Uma vez plantadas em vasinhos numa estufa em Wageningen, o experimento deu certo para os tomateiros, que cresceram muito mais e deram muito mais frutos. As plantas dispostas em consorciamento cresceram melhor do que aquelas em forma de “monocultura marciana”. Para a ervilha em si e para a cenoura, porém, a técnica não foi benéfica, e Rebeca explica por quê.

— O que a gente viu no experimento é que as bactérias não gostaram muito do regolito Marciano — diz a cientista. — O regolito que existe lá é muito fininho, muito poeirento, e quando a gente aguava os vasos ele ganhava uma consistência de argila muito compacta. Isso é ruim, porque atrapalha a difusão de oxigênio, de CO2 e de outros gases necessários para as bactérias.

O grupo de Wageningen já está pensando, porém, e formas práticas de tentar deixar o solo marciano um pouco mais aerado, o que deve ajudar futuramente no cultivo de vegetais marcianos.

Apesar de o resultado do plantio em regolito ter apresentado dificuldades, o braço do experimento que usou areia relativamente estéril foi de grande sucesso, e todos os vegetais cresceram melhor em forma de consorciamento do que de monocultura.

O resultado ajuda a validar essa técnica de plantio antiga, empregada pelo antigo povo maia, para uso onde o chão foi castigado pela ação humana ou pela mudança climática. A ideia é que a pesquisa inspire o teste dessa técnica em escala maior em lugares onde ela possa ser empregada na prática.

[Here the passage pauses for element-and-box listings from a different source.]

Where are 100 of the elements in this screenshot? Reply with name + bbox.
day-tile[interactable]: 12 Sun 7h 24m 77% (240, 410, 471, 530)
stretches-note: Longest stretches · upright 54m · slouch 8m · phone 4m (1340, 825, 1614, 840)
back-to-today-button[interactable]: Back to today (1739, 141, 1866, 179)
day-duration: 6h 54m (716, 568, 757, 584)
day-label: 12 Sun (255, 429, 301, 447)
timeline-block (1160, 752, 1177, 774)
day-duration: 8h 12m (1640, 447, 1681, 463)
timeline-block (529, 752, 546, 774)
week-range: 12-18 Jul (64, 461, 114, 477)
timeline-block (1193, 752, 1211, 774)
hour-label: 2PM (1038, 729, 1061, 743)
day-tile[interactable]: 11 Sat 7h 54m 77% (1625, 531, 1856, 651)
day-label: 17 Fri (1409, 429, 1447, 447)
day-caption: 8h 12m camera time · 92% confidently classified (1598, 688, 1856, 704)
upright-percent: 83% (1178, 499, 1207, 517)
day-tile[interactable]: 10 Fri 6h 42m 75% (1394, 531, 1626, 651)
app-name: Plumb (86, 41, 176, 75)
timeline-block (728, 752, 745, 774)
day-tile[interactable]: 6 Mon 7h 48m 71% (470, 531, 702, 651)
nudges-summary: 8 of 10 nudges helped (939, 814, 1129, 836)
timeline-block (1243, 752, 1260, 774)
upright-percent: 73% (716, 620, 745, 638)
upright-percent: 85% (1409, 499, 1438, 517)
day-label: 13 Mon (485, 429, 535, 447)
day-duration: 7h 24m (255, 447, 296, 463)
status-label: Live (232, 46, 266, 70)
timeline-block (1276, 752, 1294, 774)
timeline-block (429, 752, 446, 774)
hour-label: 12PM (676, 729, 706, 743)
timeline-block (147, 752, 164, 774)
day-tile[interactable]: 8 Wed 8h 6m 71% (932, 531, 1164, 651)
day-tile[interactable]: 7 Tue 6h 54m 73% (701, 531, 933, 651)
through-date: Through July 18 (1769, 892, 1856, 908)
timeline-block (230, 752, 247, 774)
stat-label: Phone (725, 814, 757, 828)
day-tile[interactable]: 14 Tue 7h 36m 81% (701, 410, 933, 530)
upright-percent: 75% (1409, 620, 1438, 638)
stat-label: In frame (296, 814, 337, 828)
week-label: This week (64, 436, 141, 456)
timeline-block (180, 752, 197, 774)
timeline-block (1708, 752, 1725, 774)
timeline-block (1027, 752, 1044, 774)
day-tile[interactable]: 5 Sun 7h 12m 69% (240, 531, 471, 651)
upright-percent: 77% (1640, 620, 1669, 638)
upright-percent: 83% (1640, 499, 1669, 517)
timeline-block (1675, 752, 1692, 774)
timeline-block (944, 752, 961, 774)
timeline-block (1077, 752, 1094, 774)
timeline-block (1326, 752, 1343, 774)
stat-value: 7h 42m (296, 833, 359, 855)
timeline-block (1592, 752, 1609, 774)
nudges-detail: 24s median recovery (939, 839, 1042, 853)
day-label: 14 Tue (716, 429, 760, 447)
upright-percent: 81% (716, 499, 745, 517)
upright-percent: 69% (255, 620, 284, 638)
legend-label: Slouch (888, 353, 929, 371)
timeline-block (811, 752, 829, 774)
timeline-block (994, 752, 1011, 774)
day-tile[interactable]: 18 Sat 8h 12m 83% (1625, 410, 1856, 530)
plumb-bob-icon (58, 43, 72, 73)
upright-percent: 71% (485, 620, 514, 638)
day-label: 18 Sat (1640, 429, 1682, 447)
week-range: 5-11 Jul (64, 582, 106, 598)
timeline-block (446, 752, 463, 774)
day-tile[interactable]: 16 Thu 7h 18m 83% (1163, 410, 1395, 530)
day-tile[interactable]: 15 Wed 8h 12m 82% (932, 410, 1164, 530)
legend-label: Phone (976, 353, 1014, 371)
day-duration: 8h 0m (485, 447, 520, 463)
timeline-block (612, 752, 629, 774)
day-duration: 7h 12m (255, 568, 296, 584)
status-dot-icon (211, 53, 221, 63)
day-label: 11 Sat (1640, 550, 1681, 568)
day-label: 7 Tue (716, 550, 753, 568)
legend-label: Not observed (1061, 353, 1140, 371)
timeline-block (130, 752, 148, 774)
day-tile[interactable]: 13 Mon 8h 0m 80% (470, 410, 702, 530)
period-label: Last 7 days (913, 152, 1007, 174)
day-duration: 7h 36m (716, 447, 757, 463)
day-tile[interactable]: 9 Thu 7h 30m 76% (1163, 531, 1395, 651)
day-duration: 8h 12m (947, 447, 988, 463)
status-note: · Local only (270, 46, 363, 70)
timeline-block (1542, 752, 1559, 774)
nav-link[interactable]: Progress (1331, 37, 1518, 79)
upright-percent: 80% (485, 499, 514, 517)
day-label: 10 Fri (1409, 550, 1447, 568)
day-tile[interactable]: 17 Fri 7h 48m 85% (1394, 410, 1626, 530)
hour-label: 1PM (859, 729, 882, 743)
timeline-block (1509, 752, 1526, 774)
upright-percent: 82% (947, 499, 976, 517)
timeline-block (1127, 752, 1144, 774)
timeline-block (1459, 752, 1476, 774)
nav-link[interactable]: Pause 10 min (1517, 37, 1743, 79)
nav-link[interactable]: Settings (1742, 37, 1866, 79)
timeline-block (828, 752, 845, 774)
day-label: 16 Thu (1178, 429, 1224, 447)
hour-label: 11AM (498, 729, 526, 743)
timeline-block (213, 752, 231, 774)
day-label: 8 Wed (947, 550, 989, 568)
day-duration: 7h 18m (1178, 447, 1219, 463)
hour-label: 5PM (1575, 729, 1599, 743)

Rebeca já trabalhou como trainee na Agência Espacial Europeia (ESA) no setor que seleciona experimentos comerciais para serem realizados na Estação Espacial Internacional (ISS) e diz que seu convívio com astronautas a inspirou a assegurar que a astrobiologia tenha relevância também para compreender a Terra.

— Todos nós, cientistas espaciais, somos um pouco imbuídos desse sentimento de superproteção da Terra e de cuidar para que nossa pesquisa traga algum benefício aqui — diz a cientista — Muitos astronautas contam que quando eles veem do espaço a Terra com aquela camadinha fina de atmosfera em volta, eles percebem como ela é frágil e como a gente precisa, acima de tudo, cuidar dela e protegê-la.